Krzyknął Scott za Alfą, który zerwał się biegiem w tym samym kierunku gdzie chwile wcześniej zniknęła Kanima. Scott spojrzał na Stilsa. - Musimy jechać za nimi. – Powiedział, na co Stiles pokiwał głową i ruszył w kierunku niebieskiego jeepa. Wyjął niezgrabnie kluczyki z kieszeni spodni omal nie wypuszczając ich z rąk.

- Jadę z wami. – Rzuciła od razu Allison robiąc krok w stronę auta, ale zatrzymał ją Scott.

- Nie. My to załatwimy. – Powiedział patrząc jej w oczy. – Ty zajmij się Lydią. – Rzucił ukradkowe spojrzenie ku dziewczynie, która się trzęsła z emocji. Inez przysłuchiwała się ich rozmowie obserwując ulicę.

- Za moment pojawi się tu policja. – Powiedziała zwracając tym uwagę Scotta i Allison. – Co robimy?

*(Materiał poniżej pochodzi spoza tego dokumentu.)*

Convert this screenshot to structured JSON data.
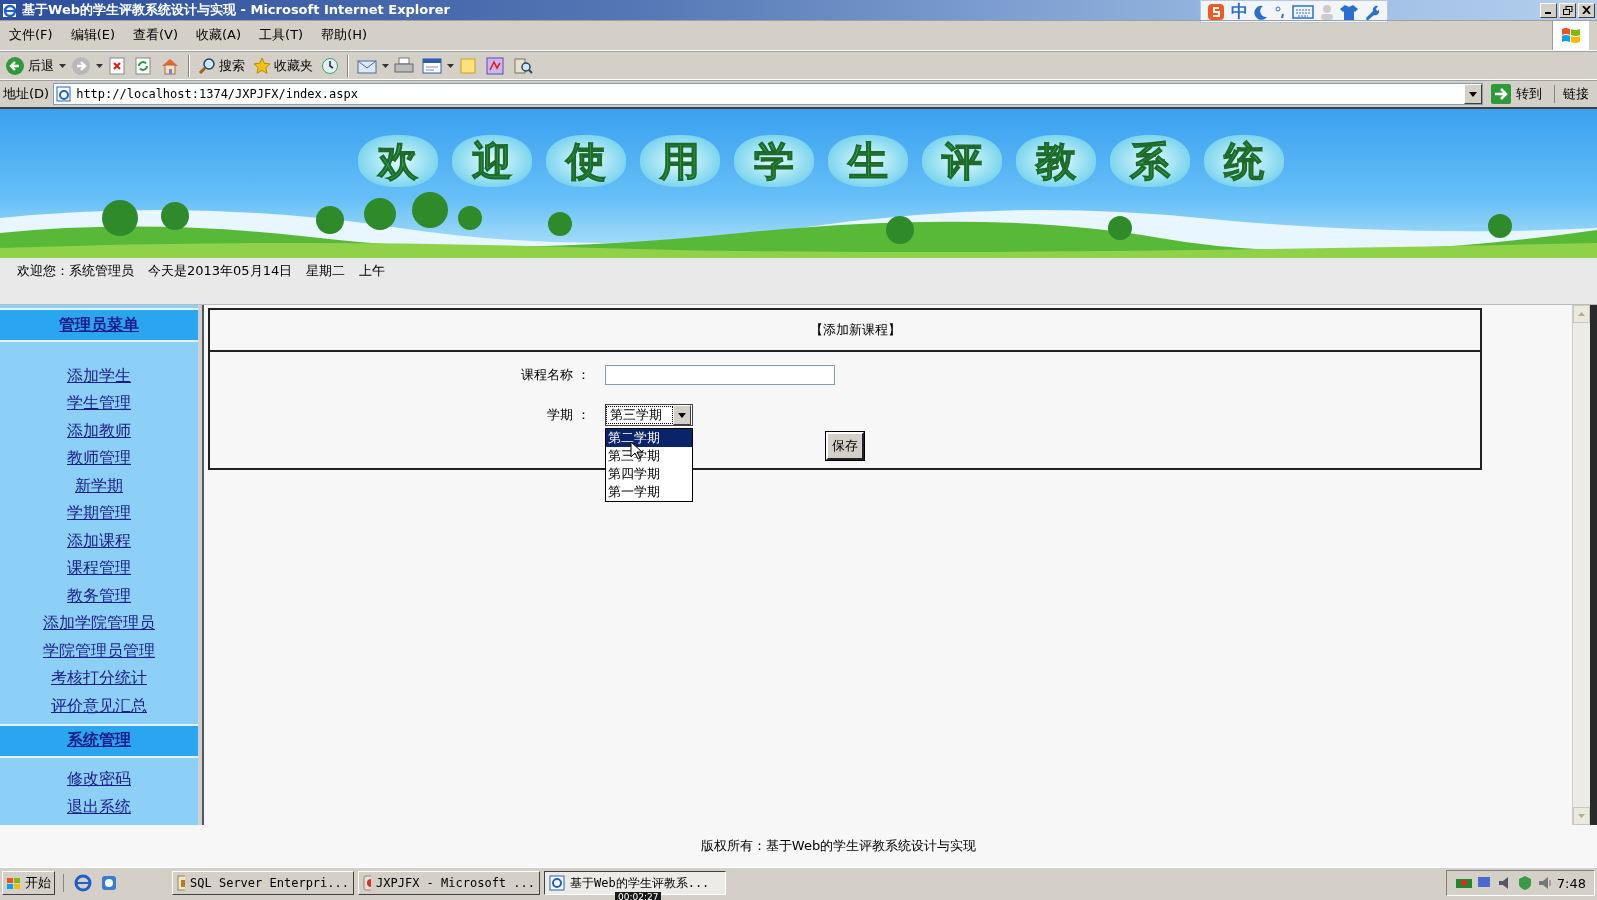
{
  "window": {
    "title": "基于Web的学生评教系统设计与实现 - Microsoft Internet Explorer"
  },
  "ime_bar": {
    "mode": "中"
  },
  "menu": [
    "文件(F)",
    "编辑(E)",
    "查看(V)",
    "收藏(A)",
    "工具(T)",
    "帮助(H)"
  ],
  "toolbar": [
    {
      "kind": "back",
      "label": "后退"
    },
    {
      "kind": "caret"
    },
    {
      "kind": "forward"
    },
    {
      "kind": "caret"
    },
    {
      "kind": "stop"
    },
    {
      "kind": "refresh"
    },
    {
      "kind": "home"
    },
    {
      "kind": "separator"
    },
    {
      "kind": "search",
      "label": "搜索"
    },
    {
      "kind": "favorites",
      "label": "收藏夹"
    },
    {
      "kind": "history"
    },
    {
      "kind": "separator"
    },
    {
      "kind": "mail"
    },
    {
      "kind": "caret"
    },
    {
      "kind": "print"
    },
    {
      "kind": "edit"
    },
    {
      "kind": "caret"
    },
    {
      "kind": "note"
    },
    {
      "kind": "discuss"
    },
    {
      "kind": "research"
    }
  ],
  "address": {
    "label": "地址(D)",
    "url": "http://localhost:1374/JXPJFX/index.aspx",
    "go": "转到",
    "links": "链接"
  },
  "banner": {
    "title": "欢迎使用学生评教系统"
  },
  "welcome": {
    "user": "欢迎您：系统管理员",
    "date": "今天是2013年05月14日",
    "weekday": "星期二",
    "period": "上午"
  },
  "sidebar": {
    "sections": [
      {
        "title": "管理员菜单",
        "items": [
          "添加学生",
          "学生管理",
          "添加教师",
          "教师管理",
          "新学期",
          "学期管理",
          "添加课程",
          "课程管理",
          "教务管理",
          "添加学院管理员",
          "学院管理员管理",
          "考核打分统计",
          "评价意见汇总"
        ]
      },
      {
        "title": "系统管理",
        "items": [
          "修改密码",
          "退出系统"
        ]
      }
    ]
  },
  "form": {
    "title": "【添加新课程】",
    "fields": [
      {
        "kind": "text",
        "label": "课程名称 ："
      },
      {
        "kind": "select",
        "label": "学期 ：",
        "value": "第三学期",
        "expanded": true,
        "options": [
          {
            "label": "第二学期",
            "highlighted": true
          },
          {
            "label": "第三学期",
            "highlighted": false
          },
          {
            "label": "第四学期",
            "highlighted": false
          },
          {
            "label": "第一学期",
            "highlighted": false
          }
        ]
      }
    ],
    "save": "保存"
  },
  "footer": "版权所有：基于Web的学生评教系统设计与实现",
  "taskbar": {
    "start": "开始",
    "tasks": [
      {
        "label": "SQL Server Enterpri...",
        "kind": "console",
        "active": false
      },
      {
        "label": "JXPJFX - Microsoft ...",
        "kind": "studio",
        "active": false
      },
      {
        "label": "基于Web的学生评教系...",
        "kind": "browser",
        "active": true
      }
    ],
    "clock": "7:48"
  },
  "recording_timer": "00:02:27"
}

- Wy zostańcie i z nimi porozmawiajcie. - Odparł Scott, patrząc na nią i swoją dziewczynę. – My ze Stilsem powstrzymamy Dereka przed... - Zawahał się. Allison złapała jego twarz w swoje dłonie zmuszając tym, aby spojrzał na nią.

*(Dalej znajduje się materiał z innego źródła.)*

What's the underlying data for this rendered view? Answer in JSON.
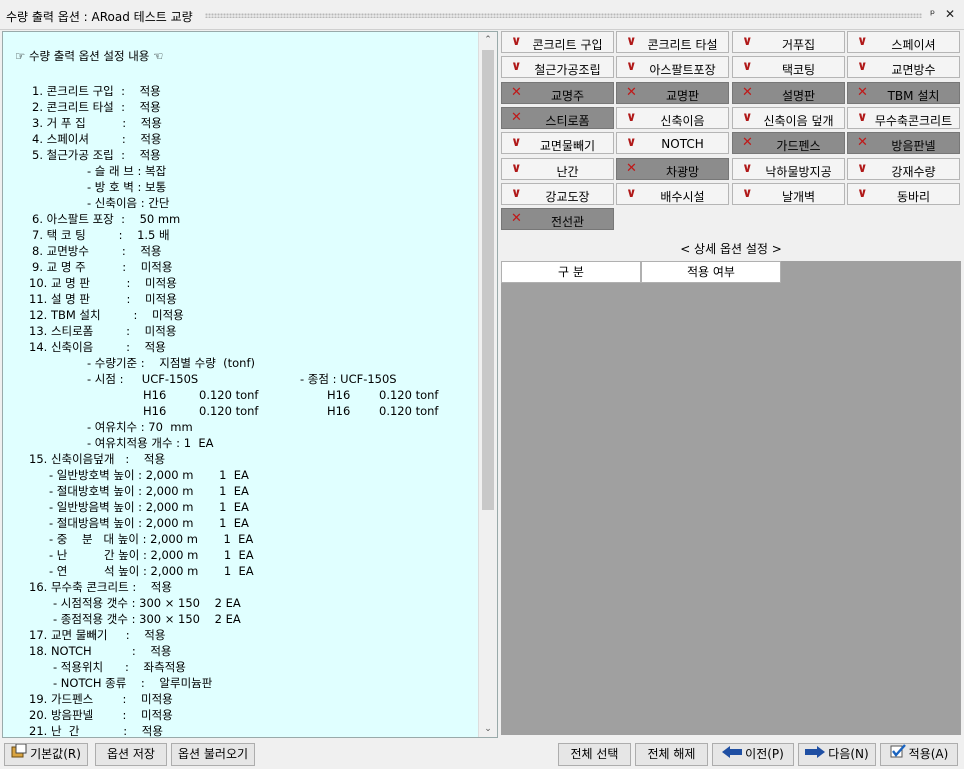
{
  "window": {
    "title": "수량 출력 옵션 : ARoad 테스트 교량",
    "pin_icon": "pin-icon",
    "close_icon": "close-icon"
  },
  "summary_lines": [
    "☞ 수량 출력 옵션 설정 내용 ☜",
    "1. 콘크리트 구입  :    적용",
    "2. 콘크리트 타설  :    적용",
    "3. 거 푸 집          :    적용",
    "4. 스페이셔         :    적용",
    "5. 철근가공 조립  :    적용",
    "- 슬 래 브 : 복잡",
    "- 방 호 벽 : 보통",
    "- 신축이음 : 간단",
    "6. 아스팔트 포장  :    50 mm",
    "7. 택 코 팅         :    1.5 배",
    "8. 교면방수         :    적용",
    "9. 교 명 주          :    미적용",
    "10. 교 명 판          :    미적용",
    "11. 설 명 판          :    미적용",
    "12. TBM 설치         :    미적용",
    "13. 스티로폼         :    미적용",
    "14. 신축이음         :    적용",
    "- 수량기준 :    지점별 수량  (tonf)",
    "- 시점 :     UCF-150S",
    "- 종점 : UCF-150S",
    "H16",
    "0.120 tonf",
    "H16",
    "0.120 tonf",
    "H16",
    "0.120 tonf",
    "H16",
    "0.120 tonf",
    "- 여유치수 : 70  mm",
    "- 여유치적용 개수 : 1  EA",
    "15. 신축이음덮개   :    적용",
    "- 일반방호벽 높이 : 2,000 m       1  EA",
    "- 절대방호벽 높이 : 2,000 m       1  EA",
    "- 일반방음벽 높이 : 2,000 m       1  EA",
    "- 절대방음벽 높이 : 2,000 m       1  EA",
    "- 중    분   대 높이 : 2,000 m       1  EA",
    "- 난          간 높이 : 2,000 m       1  EA",
    "- 연          석 높이 : 2,000 m       1  EA",
    "16. 무수축 콘크리트 :    적용",
    "- 시점적용 갯수 : 300 × 150    2 EA",
    "- 종점적용 갯수 : 300 × 150    2 EA",
    "17. 교면 물빼기     :    적용",
    "18. NOTCH           :    적용",
    "- 적용위치      :    좌측적용",
    "- NOTCH 종류    :    알루미늄판",
    "19. 가드펜스        :    미적용",
    "20. 방음판넬        :    미적용",
    "21. 난  간            :    적용"
  ],
  "options": [
    {
      "label": "콘크리트 구입",
      "on": true
    },
    {
      "label": "콘크리트 타설",
      "on": true
    },
    {
      "label": "거푸집",
      "on": true
    },
    {
      "label": "스페이셔",
      "on": true
    },
    {
      "label": "철근가공조립",
      "on": true
    },
    {
      "label": "아스팔트포장",
      "on": true
    },
    {
      "label": "택코팅",
      "on": true
    },
    {
      "label": "교면방수",
      "on": true
    },
    {
      "label": "교명주",
      "on": false
    },
    {
      "label": "교명판",
      "on": false
    },
    {
      "label": "설명판",
      "on": false
    },
    {
      "label": "TBM 설치",
      "on": false
    },
    {
      "label": "스티로폼",
      "on": false
    },
    {
      "label": "신축이음",
      "on": true
    },
    {
      "label": "신축이음 덮개",
      "on": true
    },
    {
      "label": "무수축콘크리트",
      "on": true
    },
    {
      "label": "교면물빼기",
      "on": true
    },
    {
      "label": "NOTCH",
      "on": true
    },
    {
      "label": "가드펜스",
      "on": false
    },
    {
      "label": "방음판넬",
      "on": false
    },
    {
      "label": "난간",
      "on": true
    },
    {
      "label": "차광망",
      "on": false
    },
    {
      "label": "낙하물방지공",
      "on": true
    },
    {
      "label": "강재수량",
      "on": true
    },
    {
      "label": "강교도장",
      "on": true
    },
    {
      "label": "배수시설",
      "on": true
    },
    {
      "label": "날개벽",
      "on": true
    },
    {
      "label": "동바리",
      "on": true
    },
    {
      "label": "전선관",
      "on": false
    }
  ],
  "check_mark": "∨",
  "cross_mark": "✕",
  "detail": {
    "title": "< 상세 옵션 설정 >",
    "col1": "구 분",
    "col2": "적용 여부"
  },
  "footer": {
    "default": "기본값(R)",
    "save": "옵션 저장",
    "load": "옵션 불러오기",
    "select_all": "전체 선택",
    "deselect_all": "전체 해제",
    "prev": "이전(P)",
    "next": "다음(N)",
    "apply": "적용(A)"
  },
  "colors": {
    "summary_bg": "#e0ffff",
    "option_off_bg": "#8c8c8c",
    "mark_red": "#b01818"
  }
}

- Idźcie. Damy sobie radę.

Scott zacisnął usta i kiwnął głową. Pocałowali się krótko i ruszył do jeepa.

Miały mało czasu i bardzo słabe wytłumaczenie dla policji, czemu zostali wezwani. Powstała jedna, zgodna wersja, gdzie miały uczyć się wspólnie w domu Scotta. Allison, jako jego dziewczyna miała od niego klucze. Gdy siedziały na górze usłyszały, że ktoś się próbuję włamać. Wtedy to Lydia wezwała pomoc. Na szczęście funkcjonariusze łyknęli taką wersję wydarzeń, ponieważ po spisaniu ich zeznań odjechali.

- To było zbyt łatwe. – Skomentowała cicho Inez obserwując jak radiowozy znikają z pola jej widzenia.

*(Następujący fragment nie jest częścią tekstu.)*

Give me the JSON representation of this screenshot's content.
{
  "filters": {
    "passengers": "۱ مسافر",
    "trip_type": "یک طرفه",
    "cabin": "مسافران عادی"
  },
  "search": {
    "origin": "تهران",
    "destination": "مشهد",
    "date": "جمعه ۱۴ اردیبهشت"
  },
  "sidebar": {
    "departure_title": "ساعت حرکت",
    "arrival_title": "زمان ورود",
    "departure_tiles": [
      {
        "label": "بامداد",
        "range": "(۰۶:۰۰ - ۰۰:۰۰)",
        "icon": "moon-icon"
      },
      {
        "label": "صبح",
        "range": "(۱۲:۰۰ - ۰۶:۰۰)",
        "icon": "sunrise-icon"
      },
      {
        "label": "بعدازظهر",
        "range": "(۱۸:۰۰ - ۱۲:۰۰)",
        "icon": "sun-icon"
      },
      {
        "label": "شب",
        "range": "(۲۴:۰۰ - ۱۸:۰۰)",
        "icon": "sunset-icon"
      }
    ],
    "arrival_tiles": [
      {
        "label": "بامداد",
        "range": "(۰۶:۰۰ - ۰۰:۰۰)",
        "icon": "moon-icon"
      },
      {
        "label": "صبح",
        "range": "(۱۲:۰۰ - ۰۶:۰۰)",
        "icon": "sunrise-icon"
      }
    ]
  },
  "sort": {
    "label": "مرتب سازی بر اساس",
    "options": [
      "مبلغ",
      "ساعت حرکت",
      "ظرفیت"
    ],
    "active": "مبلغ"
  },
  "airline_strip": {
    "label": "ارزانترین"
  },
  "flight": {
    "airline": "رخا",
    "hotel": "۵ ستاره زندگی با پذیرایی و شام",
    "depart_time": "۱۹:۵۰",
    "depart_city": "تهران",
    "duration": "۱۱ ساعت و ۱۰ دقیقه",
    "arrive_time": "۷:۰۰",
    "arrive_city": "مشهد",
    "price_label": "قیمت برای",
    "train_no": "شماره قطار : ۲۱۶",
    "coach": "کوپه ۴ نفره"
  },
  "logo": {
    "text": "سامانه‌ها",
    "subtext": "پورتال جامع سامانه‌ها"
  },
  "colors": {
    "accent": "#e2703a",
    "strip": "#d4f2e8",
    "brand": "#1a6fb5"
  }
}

- Odwieść cię do domu? – Zapytała Allison.

- Nie. – Pokręciła głową. – Muszę się przejść i pomyśleć. – Dodała zerkając na Lydię, która niepewnie stała przy aucie Allison. Przyjaciółka westchnęła, ale pokiwała głową. Uściskała ją na pożegnanie i poszła do samochodu. Czarownica chwilę jeszcze obserwowała jak obie dziewczyny odjeżdżają, po czym obrała przeciwny kierunek.

***

Idąc przez ciemne ulice zastanawiała się, czy zdobyła zaufanie Scotta. Nadal czuła złość, że tak ją potraktował jednakże jej uczucia szybko zmieniły się w wyrzuty sumienia. Bo przecież nie mówiąc przyjaciołom o tym, że była u Dereka tak naprawdę ich zdradziła. Ale oni też wiele rzeczy jej nie mówili. Zmarszczyła brwi myśląc o tym. Westchnęła cicho i poprawiła sobie bluzę. Jej myśli przeszły na Jacksona. Jak to możliwe, że stał się Kanimą? Ponownie zmarszczyła brwi. Może, dlatego szukał wtedy Dereka. To by miało sens. Czyli to Derek jest za niego odpowiedzialny. Pomyślała z nutą wściekłości. Musiało się to tak skończyć.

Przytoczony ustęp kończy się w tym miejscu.